Varios aldeanos voltearon a ver la escena.

—Pe-perdone a mi nieta—. La mujer tartamudeó, agarrando en brazos a la pequeña niña, cubriéndole el rostro de mi vista—. Ella no sabe lo que dice. Ya sabe co-como son a e-estas edades; repiten cualquier cosa que oyen.

Me encogí de hombros, sabiendo que la mujer quería terminar la conversación rápidamente.

—¿Y de dónde cree usted que la niña escuchó tal cosa?—Me acerqué un poco más, dejando mi rostro a unos centímetros de el de ella.
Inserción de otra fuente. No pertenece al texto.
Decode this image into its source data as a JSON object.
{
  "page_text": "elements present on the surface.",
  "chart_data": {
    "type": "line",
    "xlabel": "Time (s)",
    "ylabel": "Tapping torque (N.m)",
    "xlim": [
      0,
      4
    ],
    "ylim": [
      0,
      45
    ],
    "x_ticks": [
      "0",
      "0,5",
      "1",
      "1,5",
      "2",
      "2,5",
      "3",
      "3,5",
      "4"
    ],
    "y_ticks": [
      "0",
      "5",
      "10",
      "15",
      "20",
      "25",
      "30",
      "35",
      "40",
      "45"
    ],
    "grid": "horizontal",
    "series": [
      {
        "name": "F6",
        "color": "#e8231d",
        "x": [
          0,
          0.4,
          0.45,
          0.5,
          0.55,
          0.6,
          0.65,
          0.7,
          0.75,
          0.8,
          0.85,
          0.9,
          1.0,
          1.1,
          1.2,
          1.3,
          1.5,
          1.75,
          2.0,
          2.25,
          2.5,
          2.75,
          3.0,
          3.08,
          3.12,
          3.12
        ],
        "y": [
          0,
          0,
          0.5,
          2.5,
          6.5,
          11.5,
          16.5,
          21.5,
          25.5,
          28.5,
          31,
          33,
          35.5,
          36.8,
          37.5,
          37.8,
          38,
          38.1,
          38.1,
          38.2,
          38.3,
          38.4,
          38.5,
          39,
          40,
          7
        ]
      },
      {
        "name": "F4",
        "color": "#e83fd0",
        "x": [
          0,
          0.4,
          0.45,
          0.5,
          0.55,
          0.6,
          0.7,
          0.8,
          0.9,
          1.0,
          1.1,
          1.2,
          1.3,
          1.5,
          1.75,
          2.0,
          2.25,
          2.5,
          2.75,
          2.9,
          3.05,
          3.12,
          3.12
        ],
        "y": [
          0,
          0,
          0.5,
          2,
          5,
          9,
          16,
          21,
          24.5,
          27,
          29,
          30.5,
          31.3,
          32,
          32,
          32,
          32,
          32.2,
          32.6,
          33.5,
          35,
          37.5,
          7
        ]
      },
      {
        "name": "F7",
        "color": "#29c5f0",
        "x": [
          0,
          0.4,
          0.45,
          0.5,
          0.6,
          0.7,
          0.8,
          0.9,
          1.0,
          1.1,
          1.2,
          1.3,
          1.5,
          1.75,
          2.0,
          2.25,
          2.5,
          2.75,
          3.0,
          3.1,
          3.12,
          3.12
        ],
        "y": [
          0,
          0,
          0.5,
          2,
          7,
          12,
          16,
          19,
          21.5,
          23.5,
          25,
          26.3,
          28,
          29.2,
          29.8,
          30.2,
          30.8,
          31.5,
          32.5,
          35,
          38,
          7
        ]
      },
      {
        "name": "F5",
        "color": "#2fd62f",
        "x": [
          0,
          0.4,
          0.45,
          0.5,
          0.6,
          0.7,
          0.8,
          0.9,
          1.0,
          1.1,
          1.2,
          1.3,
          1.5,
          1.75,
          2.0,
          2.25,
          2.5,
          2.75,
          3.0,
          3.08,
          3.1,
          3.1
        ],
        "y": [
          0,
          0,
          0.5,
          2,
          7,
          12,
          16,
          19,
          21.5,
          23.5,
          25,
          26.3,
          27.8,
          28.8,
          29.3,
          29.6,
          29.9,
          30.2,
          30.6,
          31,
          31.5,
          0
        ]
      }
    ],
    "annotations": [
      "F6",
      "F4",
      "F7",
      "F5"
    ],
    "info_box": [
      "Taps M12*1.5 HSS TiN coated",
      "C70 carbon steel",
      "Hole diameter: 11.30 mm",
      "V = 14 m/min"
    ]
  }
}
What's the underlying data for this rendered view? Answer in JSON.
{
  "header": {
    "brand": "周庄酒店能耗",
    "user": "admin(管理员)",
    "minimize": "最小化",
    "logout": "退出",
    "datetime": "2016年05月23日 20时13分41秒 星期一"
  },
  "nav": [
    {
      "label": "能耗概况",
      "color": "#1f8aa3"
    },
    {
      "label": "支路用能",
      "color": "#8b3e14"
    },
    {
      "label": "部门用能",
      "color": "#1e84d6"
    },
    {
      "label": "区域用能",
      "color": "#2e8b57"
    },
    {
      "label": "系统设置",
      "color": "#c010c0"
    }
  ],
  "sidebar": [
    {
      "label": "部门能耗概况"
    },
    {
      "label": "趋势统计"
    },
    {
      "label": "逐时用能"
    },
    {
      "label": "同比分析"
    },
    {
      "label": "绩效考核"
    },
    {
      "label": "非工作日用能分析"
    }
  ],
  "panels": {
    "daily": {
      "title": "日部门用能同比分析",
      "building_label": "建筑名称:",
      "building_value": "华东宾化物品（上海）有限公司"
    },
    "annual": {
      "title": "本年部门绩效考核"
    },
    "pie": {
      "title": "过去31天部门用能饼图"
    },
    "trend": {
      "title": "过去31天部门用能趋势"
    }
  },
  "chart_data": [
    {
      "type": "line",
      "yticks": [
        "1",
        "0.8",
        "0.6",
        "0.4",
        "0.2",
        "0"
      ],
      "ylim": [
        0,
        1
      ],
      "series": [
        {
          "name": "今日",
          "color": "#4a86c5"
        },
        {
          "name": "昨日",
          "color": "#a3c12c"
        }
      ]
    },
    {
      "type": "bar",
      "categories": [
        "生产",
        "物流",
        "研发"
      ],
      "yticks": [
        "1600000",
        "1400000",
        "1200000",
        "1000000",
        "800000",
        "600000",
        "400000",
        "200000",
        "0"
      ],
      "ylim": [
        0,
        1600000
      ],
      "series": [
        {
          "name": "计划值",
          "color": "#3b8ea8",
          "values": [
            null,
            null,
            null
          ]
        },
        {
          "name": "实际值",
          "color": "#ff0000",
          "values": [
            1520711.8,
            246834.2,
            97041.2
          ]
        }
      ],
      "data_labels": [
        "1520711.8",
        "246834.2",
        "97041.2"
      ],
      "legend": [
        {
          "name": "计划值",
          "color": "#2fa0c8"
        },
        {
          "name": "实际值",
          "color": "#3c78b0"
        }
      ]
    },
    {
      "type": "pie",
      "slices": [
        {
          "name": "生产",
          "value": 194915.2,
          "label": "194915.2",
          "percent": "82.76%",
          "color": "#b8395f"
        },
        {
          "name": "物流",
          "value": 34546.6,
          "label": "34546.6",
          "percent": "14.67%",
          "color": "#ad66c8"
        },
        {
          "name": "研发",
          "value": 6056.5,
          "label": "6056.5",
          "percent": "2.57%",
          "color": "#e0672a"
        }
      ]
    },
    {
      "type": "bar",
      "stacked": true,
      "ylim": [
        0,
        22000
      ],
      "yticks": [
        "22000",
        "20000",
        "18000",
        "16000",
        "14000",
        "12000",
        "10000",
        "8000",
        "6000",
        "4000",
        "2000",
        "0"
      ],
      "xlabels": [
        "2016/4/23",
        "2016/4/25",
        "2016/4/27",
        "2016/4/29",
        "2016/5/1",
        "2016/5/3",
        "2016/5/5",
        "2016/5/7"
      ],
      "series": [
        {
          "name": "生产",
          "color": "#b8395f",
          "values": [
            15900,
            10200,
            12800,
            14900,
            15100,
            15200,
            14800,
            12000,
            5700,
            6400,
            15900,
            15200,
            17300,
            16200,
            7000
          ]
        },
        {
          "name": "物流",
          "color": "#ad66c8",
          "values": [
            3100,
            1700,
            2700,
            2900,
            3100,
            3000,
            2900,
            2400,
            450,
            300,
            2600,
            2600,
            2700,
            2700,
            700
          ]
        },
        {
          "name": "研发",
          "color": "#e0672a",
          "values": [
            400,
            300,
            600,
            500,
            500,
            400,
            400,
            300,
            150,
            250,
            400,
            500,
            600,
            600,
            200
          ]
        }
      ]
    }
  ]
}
Su piel se puso más pálida cuando mi cabello se movió, dejando ver la larga y pálida cicatriz que atravesaba mi rostro.

—No no lo sé...

—Lárgate de aquí—. gritó alguno de los espectadores.

—No queremos a brujas en nuestro pueblos—. Se le unió otra voz.

—Fuera.

Solté un resoplido, y acomodé el gorro de mi capa, dejando mi cara en sombras, y me giré hacia la multitud.

—Hoy es luna llena—dije, alzando mi voz sobre las demás.—Manténgase seguros en sus casas, no salgan después del anochecer, y cuiden a sus hijas. Las bestias saldrán a cazar esta noche, y ellas aman la sangre de las inocentes.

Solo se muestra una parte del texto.